Tipologia di disturbo |
Tipo/specie | Copertura (%) |
Punteggio |
---|---|---|---|
Antropico e/o assenza gestione |
Scorretta gestione forestale | - | 2 |
Disturbi antropici da attività turistiche | - | 1 | |
Esboschi e pratiche selvicolturali errate | - | 3 | |
Disturbi provocati da infrastrutture | - | 4 | |
Disturbi provocati da attività illegali | - | 5 | |
Percentuale invasive (e specie riferimento) |
Robinia pseudoacacia | 0-1 | 0.5 |
1-5 | 1.5 | ||
5-10 | 2.5 | ||
10-25 | 3.5 | ||
> 25 | 4.5 | ||
Ailanthus sp. | 0-1 | 1 | |
1-5 | 2 | ||
5-10 | 3 | ||
10-25 | 4 | ||
> 25 | 5 |
Nel secondo sub-indicatore, invece, si valuta la percentuale di copertura delle specie aliene, facendo riferimento alle metodologie di propagazione di due specie con caratteristiche invasive come Robinia pseudoacacia e Ailanthus sp. Queste specie non si sono coevolute con la flora locale, ed hanno un forte carattere di invasività anche a scapito di altre specie potenzialmente invasive ma autoctone. In zone debolmente gestite o lasciate ad evoluzione naturale, sempre più spesso trovano spazio queste specie alloctone, le quali, a causa del loro rapido ritmo di crescita, entrano poi in fortissima competizione con la flora locale ([33], [37]), causando sottrazione di nutrienti e ombreggiatura del suolo.

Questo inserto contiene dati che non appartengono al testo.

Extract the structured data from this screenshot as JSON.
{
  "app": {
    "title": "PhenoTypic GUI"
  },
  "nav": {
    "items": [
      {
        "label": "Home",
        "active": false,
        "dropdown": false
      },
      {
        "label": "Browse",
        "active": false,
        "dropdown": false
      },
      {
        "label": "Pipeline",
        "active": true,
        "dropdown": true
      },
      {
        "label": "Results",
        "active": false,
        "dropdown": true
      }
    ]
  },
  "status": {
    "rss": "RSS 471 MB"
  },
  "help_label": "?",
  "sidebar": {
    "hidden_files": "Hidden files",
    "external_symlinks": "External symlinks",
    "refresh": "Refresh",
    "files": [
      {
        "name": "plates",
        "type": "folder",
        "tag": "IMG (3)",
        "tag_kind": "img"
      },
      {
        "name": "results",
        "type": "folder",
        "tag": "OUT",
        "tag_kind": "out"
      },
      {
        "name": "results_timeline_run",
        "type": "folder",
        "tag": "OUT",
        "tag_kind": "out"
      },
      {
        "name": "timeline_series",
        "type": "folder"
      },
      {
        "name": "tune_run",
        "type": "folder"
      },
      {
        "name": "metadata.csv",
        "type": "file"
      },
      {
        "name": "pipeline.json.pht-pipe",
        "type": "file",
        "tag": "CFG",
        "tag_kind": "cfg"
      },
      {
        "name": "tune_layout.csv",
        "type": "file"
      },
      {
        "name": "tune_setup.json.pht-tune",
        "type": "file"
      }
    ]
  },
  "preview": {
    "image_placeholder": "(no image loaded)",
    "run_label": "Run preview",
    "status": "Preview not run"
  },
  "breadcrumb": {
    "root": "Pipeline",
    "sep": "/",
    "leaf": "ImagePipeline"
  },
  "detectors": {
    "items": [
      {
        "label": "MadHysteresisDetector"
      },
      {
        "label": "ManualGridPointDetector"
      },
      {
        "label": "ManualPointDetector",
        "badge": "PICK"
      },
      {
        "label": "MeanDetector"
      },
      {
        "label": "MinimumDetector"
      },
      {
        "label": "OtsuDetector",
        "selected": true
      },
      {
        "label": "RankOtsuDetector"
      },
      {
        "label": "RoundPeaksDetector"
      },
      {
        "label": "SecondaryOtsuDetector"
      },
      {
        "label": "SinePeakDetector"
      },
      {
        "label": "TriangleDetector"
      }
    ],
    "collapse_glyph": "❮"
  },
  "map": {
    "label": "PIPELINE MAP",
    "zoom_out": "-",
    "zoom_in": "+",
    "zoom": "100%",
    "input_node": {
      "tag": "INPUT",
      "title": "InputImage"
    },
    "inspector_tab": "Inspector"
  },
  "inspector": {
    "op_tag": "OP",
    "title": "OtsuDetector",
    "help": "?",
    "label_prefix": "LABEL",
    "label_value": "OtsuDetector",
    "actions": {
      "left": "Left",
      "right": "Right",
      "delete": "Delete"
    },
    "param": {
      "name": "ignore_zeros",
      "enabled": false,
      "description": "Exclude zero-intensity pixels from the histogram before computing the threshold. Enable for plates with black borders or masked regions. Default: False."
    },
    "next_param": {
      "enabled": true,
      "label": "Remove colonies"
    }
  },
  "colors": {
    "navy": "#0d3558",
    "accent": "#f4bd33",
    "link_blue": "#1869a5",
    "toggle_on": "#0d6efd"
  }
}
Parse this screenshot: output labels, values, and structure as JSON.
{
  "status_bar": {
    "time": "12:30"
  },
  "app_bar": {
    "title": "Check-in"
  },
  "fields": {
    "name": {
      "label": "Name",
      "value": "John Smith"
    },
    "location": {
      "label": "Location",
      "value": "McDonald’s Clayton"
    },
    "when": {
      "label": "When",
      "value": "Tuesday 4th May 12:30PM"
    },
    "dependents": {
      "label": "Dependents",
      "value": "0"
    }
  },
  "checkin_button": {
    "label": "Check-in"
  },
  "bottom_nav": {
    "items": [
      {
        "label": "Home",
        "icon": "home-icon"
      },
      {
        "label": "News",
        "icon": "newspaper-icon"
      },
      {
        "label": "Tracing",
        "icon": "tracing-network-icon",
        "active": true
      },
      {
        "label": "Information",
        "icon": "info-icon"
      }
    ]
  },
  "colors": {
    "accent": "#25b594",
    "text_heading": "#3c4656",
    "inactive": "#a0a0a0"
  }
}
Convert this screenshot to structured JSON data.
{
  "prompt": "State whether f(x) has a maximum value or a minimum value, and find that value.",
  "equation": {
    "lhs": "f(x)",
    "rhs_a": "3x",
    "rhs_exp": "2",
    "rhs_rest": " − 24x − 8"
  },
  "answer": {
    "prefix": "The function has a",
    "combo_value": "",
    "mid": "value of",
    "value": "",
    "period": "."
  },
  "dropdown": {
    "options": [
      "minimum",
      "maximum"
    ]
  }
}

Il metodo con cui si assegna il punteggio per quest’ultimo fattore è definito in base alla stima per ettaro della percentuale di presenza di tali specie sul totale degli individui presenti nell’area considerata, tramite calcolo speditivo da rilievo dendrometrico e/o basato su immagine da drone. In Tab. 6vengono presi in considerazione due tra i principali competitori alieni, utilizzati come specie di riferimento, ma il criterio è applicabile a tutte le specie arboree con comportamento analogo, come potrebbe essere, ad esempio, eucalipto a forte presenza incontrollata. Perciò, si ritiene che tali valori di riferimento possano essere utilizzati anche per altre specie con caratteristiche analoghe (ad es., una maggiore capacità di ricaccio, di propagazione tramite pollone, seme, ecc.).
Il punteggio per la Robinia pseudoacacia può essere pari a quello dell’ailanto, se questa risulta tagliata anche in modo “amatoriale” per l’utilizzo come combustibile andando così a portare una maggior presenza di ricacci.

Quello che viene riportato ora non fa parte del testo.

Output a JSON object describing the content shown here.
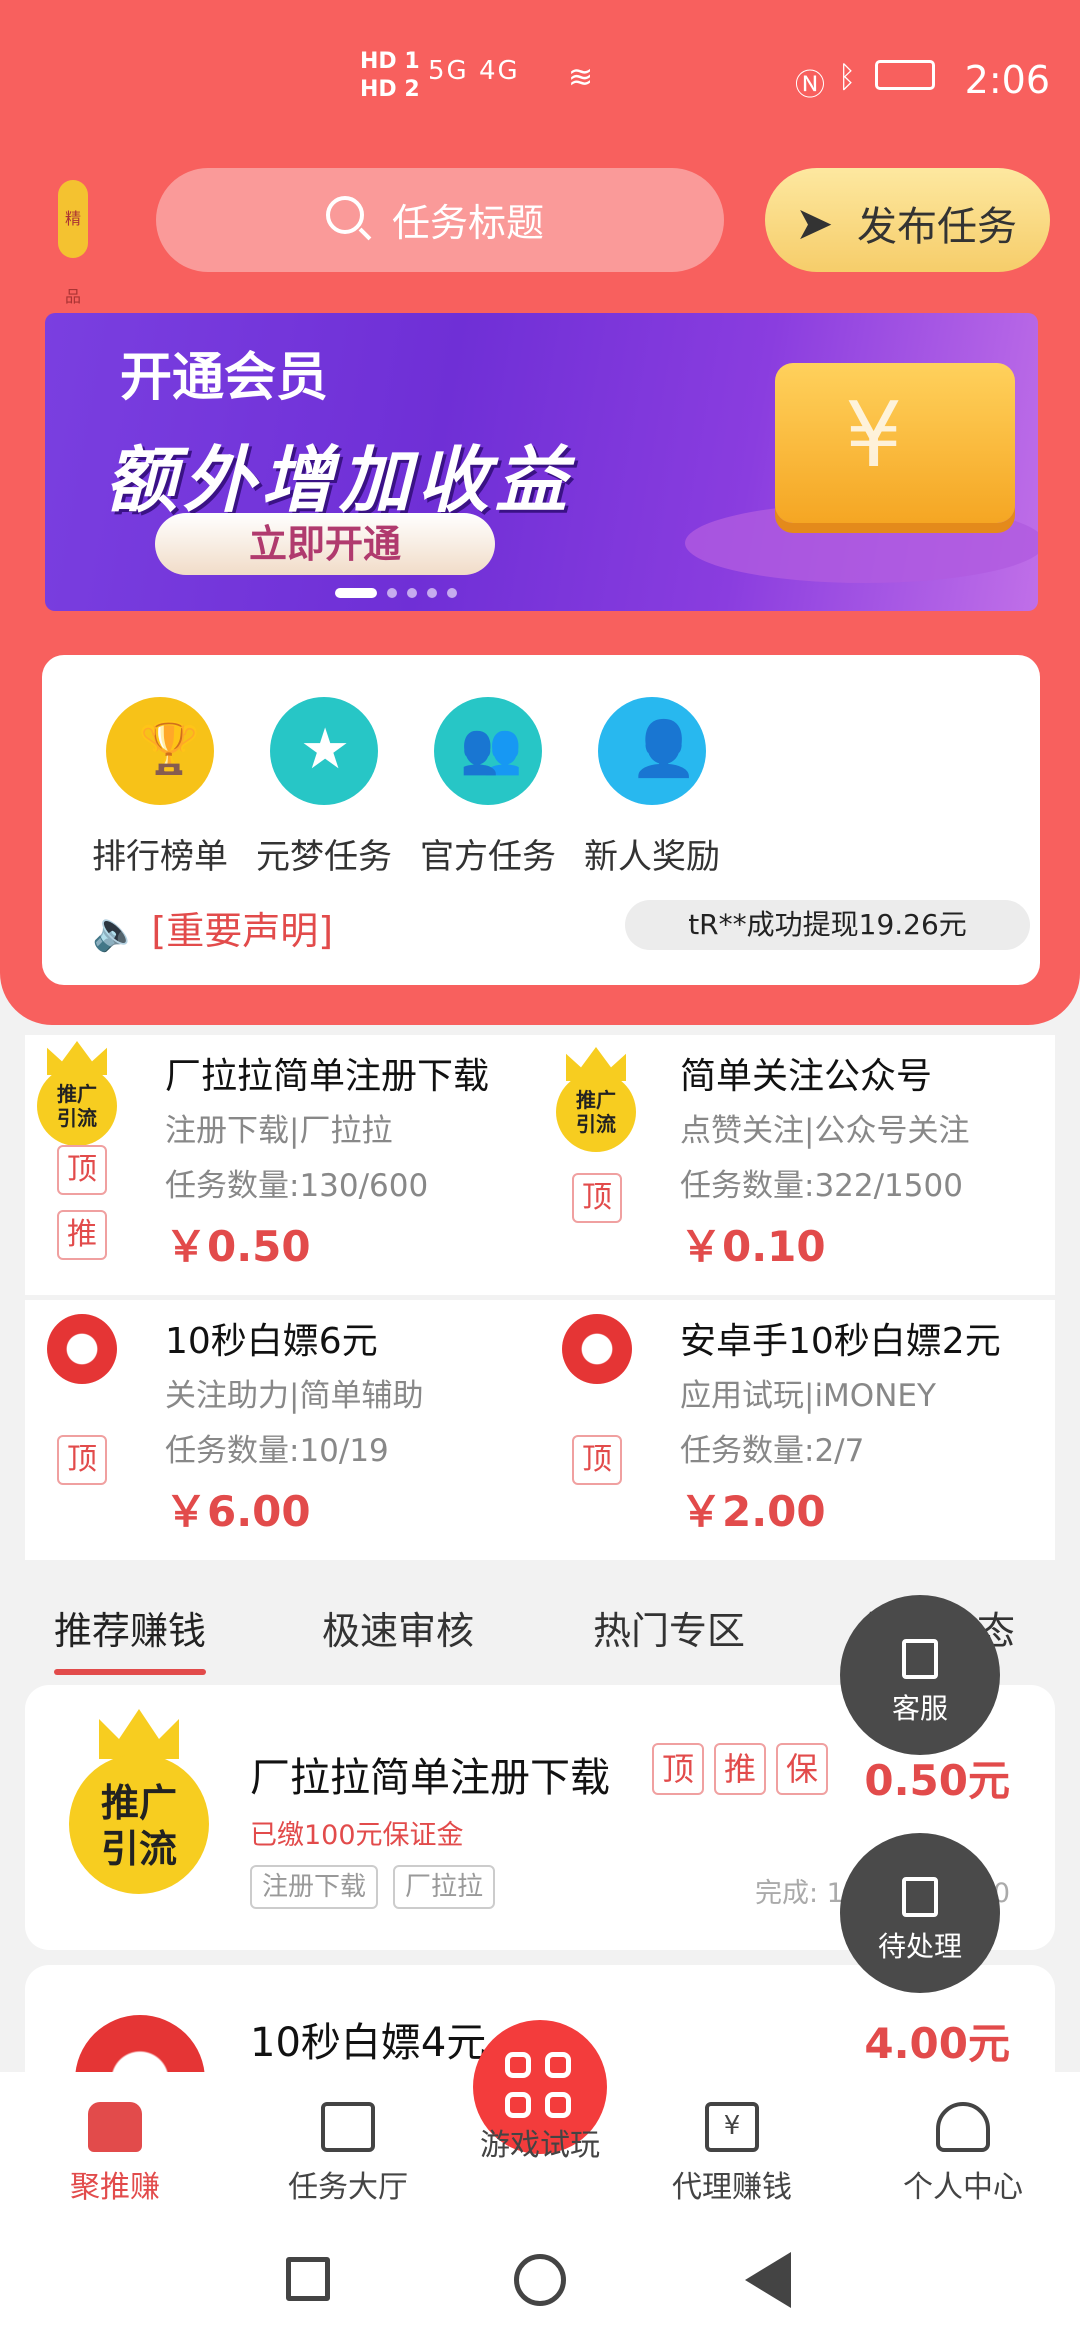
{
  "status_bar": {
    "hd1": "HD 1",
    "hd2": "HD 2",
    "signal": "5G 4G",
    "time": "2:06"
  },
  "header": {
    "search_placeholder": "任务标题",
    "publish_label": "发布任务",
    "logo_text": "精品"
  },
  "banner": {
    "line1": "开通会员",
    "line2": "额外增加收益",
    "cta": "立即开通"
  },
  "quick": [
    {
      "label": "排行榜单",
      "icon": "trophy-icon",
      "color": "#f7c218"
    },
    {
      "label": "元梦任务",
      "icon": "star-icon",
      "color": "#27c6c6"
    },
    {
      "label": "官方任务",
      "icon": "group-icon",
      "color": "#27c6c6"
    },
    {
      "label": "新人奖励",
      "icon": "person-icon",
      "color": "#28b8ef"
    }
  ],
  "announcement": "[重要声明]",
  "notice": "tR**成功提现19.26元",
  "grid_tasks": [
    {
      "title": "厂拉拉简单注册下载",
      "sub": "注册下载|厂拉拉",
      "count": "任务数量:130/600",
      "price": "￥0.50",
      "badge": "推广引流",
      "tags": [
        "顶",
        "推"
      ]
    },
    {
      "title": "简单关注公众号",
      "sub": "点赞关注|公众号关注",
      "count": "任务数量:322/1500",
      "price": "￥0.10",
      "badge": "推广引流",
      "tags": [
        "顶"
      ]
    },
    {
      "title": "10秒白嫖6元",
      "sub": "关注助力|简单辅助",
      "count": "任务数量:10/19",
      "price": "￥6.00",
      "badge": "",
      "tags": [
        "顶"
      ]
    },
    {
      "title": "安卓手10秒白嫖2元",
      "sub": "应用试玩|iMONEY",
      "count": "任务数量:2/7",
      "price": "￥2.00",
      "badge": "",
      "tags": [
        "顶"
      ]
    }
  ],
  "tabs": [
    "推荐赚钱",
    "极速审核",
    "热门专区",
    "好友动态"
  ],
  "list": [
    {
      "title": "厂拉拉简单注册下载",
      "tags": [
        "顶",
        "推",
        "保"
      ],
      "price": "0.50元",
      "deposit": "已缴100元保证金",
      "chips": [
        "注册下载",
        "厂拉拉"
      ],
      "done": "完成: 130    剩余: 470",
      "badge": "推广引流"
    },
    {
      "title": "10秒白嫖4元",
      "price": "4.00元"
    }
  ],
  "floats": {
    "service": "客服",
    "pending": "待处理"
  },
  "bottom_nav": [
    "聚推赚",
    "任务大厅",
    "游戏试玩",
    "代理赚钱",
    "个人中心"
  ]
}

Il punteggio finale sarà ottenuto sommando i punteggi dei subindicatori (Tab. 6).
Conclusioni
L’indicatore di naturalità dell’ambiente forestale oggetto di questo studio è stato sviluppato con l’intenzione di fornire uno strumento di lavoro efficace, affinando i tentativi di creare indici di questo tipo a livello europeo (per esempio, Forest Europe).
Trattandosi di un lavoro ancora in fase di elaborazione e formalizzazione sarebbe utile la collaborazione con istituti ed enti di ricerca del settore, testando aree all’intero di siti Natura2000 e aree esterne a questi siti protetti, per poter operare dei confronti dal punto di vista della naturalità degli ambienti, oltre che per indagare i risultati di questa metodologia per differenti aree europee, al fine di poter stabilire possibili fattori di correzione e adeguamento e, infine, per svolgere tutte le analisi statistiche più idonee a supporto di quest’indice con l’obiettivo di migliorarlo e renderlo effettivamente utilizzabile in campo.
Attraverso l’analisi dei risultati, oltre a poter disporre un punteggio confrontabile con altri ambienti similari, si possono raffrontare i parametri all’interno dell’equazione per poter orientare al meglio strategie di selvicoltura sostenibile ai fini di miglioramenti ambientali, rinaturalizzazione e gestione in senso stretto.
Sarebbe inoltre auspicabile l’inclusione tra gli indicatori o i subindicatori di un fattore di capacità di mitigazione climatica o di capacità di assorbimento del carbonio, unitamente ad un fattore per valutare le anomalie climatiche presenti nell’ambiente forestale su cui si sta svolgendo l’attività.
Ringraziamenti
Si ringrazia il Dott. Francesco Parisi ed il Prof. Davide Travaglini per il loro supporto tecnico e il materiale fornitoci, oltre che al Prof. Giorgio Vacchiano per averci dedicato tempo, pareri e infine motivato. Un particolare ringraziamento al Dott. Riccardo Fermi Sgorbati, per l’inestimabile lavoro di revisione linguistica.